SQL Server – How Deep is Too Much for Nested Views?

performanceview

I stumbled on a problem using views. The content management system my program interfaces with, defines a view which calls another view on the system. That is 2 levels to begin with. Before I stumble on views, I thought nested views were casual, but after my code blew up and i googled around, i begin to pick up words like "sin" and "vulgar" and "bad" which are associated with nested views.

Well I have two-level nested views to begin with. In my application level, I define my 3rd level and that's when it gives me time out error. Is 3 level too much? The tables are not terribly big — between 5,000 and 100,000 records, while my view itself only produces 2,000 record. Is this suppose to break the camel's back?

Best Answer

It's not the number of levels of views that is the problem, it is the complexity of the resulting query. Having a lot of nested views may contribute to the complexity of the query but a great deal depends on what those views are actually doing.

Having several layers of nested views often creates problems when it means that you are doing unnecessary or duplicative work. If an underlying view, for example, joins tables A, B, and C when you only need information from A and B, the join to C means that the database may have to do unnecessary work (depending on the database engine and the exact definition, the optimizer may be able to work out that the join to C is unnecessary and eliminate it but this doesn't usually happen). If a first level view joins A and B and then a second level view joins to B again because it wants to add some additional columns from B, you've now forced the database to do duplicate work and join to B twice. The same thing happens when you have predicates in different levels of views that force the database to do work that it doesn't have to do.

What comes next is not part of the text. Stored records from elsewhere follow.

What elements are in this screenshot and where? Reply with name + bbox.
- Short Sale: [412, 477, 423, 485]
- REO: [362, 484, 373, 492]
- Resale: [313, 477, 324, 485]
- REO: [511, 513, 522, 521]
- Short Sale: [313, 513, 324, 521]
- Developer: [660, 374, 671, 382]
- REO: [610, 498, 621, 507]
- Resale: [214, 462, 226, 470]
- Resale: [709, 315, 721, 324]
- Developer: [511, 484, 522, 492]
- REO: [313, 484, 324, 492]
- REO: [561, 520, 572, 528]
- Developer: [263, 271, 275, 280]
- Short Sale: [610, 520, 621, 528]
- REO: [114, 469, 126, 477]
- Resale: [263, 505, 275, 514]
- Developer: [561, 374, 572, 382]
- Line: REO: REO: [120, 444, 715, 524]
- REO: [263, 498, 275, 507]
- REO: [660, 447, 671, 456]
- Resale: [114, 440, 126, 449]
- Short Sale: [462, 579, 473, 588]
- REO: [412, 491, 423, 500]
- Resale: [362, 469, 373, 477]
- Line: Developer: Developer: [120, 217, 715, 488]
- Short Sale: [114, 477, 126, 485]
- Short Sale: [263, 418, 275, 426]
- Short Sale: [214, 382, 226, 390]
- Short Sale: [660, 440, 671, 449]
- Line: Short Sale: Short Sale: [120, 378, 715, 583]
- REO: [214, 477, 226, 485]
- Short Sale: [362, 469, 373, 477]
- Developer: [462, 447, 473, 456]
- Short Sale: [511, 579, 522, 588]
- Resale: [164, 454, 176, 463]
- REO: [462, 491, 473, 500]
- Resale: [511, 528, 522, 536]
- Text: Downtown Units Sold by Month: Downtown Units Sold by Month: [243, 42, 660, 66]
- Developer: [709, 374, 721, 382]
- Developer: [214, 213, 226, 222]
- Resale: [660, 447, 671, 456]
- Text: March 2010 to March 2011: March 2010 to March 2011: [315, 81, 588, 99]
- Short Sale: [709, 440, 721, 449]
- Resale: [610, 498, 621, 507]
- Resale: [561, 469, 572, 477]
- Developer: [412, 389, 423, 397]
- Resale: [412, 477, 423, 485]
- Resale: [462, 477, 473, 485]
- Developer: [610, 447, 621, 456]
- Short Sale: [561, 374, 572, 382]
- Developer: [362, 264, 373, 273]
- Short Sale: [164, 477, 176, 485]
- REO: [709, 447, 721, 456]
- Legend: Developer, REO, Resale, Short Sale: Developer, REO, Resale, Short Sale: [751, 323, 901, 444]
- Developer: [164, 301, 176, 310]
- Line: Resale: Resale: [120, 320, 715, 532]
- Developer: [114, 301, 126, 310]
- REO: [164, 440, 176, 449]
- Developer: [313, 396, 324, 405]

Broadly, if you have a well-designed series of views where each level has some defined responsibility, you're much more likely to have reasonable performance than if you have an incoherent set of views that have grown up organically over time with different developers adding things to different views to meet that day's requirements. Imagine you have a bug tracking system with the following objects

  • A bug table with all issues,
  • A vw_bug view on top of that that acts as an abstraction layer in case someone wants to refactor the bug table
  • A vw_current_bug view on top of vw_bug that that filters out soft-deleted rows
  • A vw_open_bug view that filters down to open bugs
  • A vw_bug_overview view that joins vw_open_bug to all the lookup tables to present information for the overview page

That's four layers of views with each one providing a well-defined abstraction layer. That's likely to be OK from a performance standpoint.

Having several levels of views can also create problems for the database when it makes it difficult or impossible for the optimizer to figure out the best place to apply a predicate (Google "predicate pushing" for tons of additional information on this). If you have a number of different levels of views but you always specify a where table_a_primary_key = :1 predicate when you query the outer view, the optimizer has to figure out when to apply that predicate. If table_a is the driving table in the inner view, ideally the optimizer figures out that it wants to push that predicate down through all the layers of views and apply it to that driving table before it does the work of the joins. Depending on the database engine, version, and the complexity of the code in your views, however, it may be difficult or impossible for the optimizer to figure out it wants to push the predicate or to push it there without theoretically changing the results. Different database engines and different versions of those engines will have very different behaviors in this respect.

Broadly speaking, this is no different than the challenges you'd have when you have a single view that happens to implement relatively complex logic. Different database engines have different ways to let you circumvent these sorts of issues-- Oracle hints can force the optimizer to push a predicate, Oracle lets you define a pipeline table function that acts like a view but lets you pass in a parameter that you apply where you want, SQL Server table functions act in much the same way, etc.

Those aren't the only two potential issues with having a bunch of levels of views but those are the two big ones in my experience. As with any query, the more complex it gets, the more difficult it is for the optimizer to exhaustively search every possible query plan and the more likely it is that you're going to end up with a less optimal plan. The more complex the query, the more likely you're going to hit a corner case where the optimizer can't correctly work out the cardinality of various steps because it doesn't know how to combine the statistics correctly.

On the other hand, a well-designed set of views can provide useful abstractions that make it easier to define queries correctly. In the bug tracking system from earlier, vw_current_bug provides a useful abstraction layer so that you don't have to filter out soft-deleted rows in hundreds of queries. There may be cases where this abstraction layer has a performance cost but that may be a small cost that you're happy to pay to avoid duplicating code.